You make a very valid point, social media has definitely blurred the lines between traditional PR and marketing. I love the closing line, “Marketers don’t read; they just want pretty pictures.” Too funny (and very true).

Xavier on July 19, 2010

“Marketers don’t read; they just want pretty pictures” – these two statements are both true, in themselves, but putting them together is real insight.

1. Marketers don’t read. This is true more today than ever before. Digital media has taught the general population to scan, not read and it can be argued that marketers today are the type-a elite, culled from this population. Therefore marketers today are proficient at scanning and facebook/twitter only reemphasize the need to do this on a daily basis.

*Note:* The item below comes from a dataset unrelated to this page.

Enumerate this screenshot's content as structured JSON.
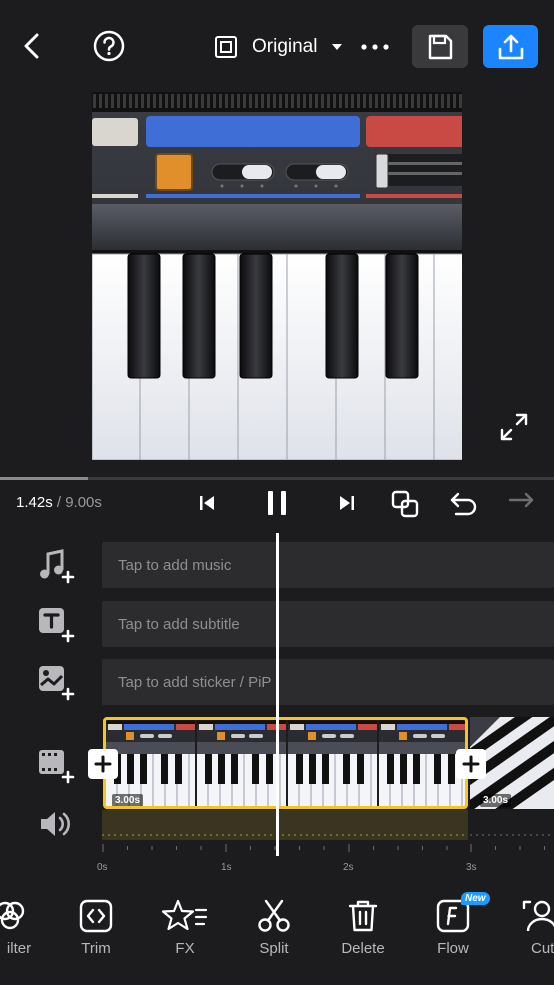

2. Marketers want pretty pictures, also true, the reason marketers want pretty pictures is two fold, first pictures communicate faster, behaviorism 101 tells us that powerful abstract concepts are best communicated by images that push our reptilian hot button. Nuff said, but now web 2.0/social whatever you call it just took this idea to the H-N-L (Ho-Nuvva-Level) why? – The marketing web is dominated today by infographics, just look mashable or better yet day 1 at any art school freshman class orientation and see which classes get booked up first, its almost always digital and w/n digital almost always data vizualization classes.

so: 1 + 2 = marketers want pretty pictures because pretty pictures are the fastest way to communicate abstract data heavy concepts. That is the real pearl in this story.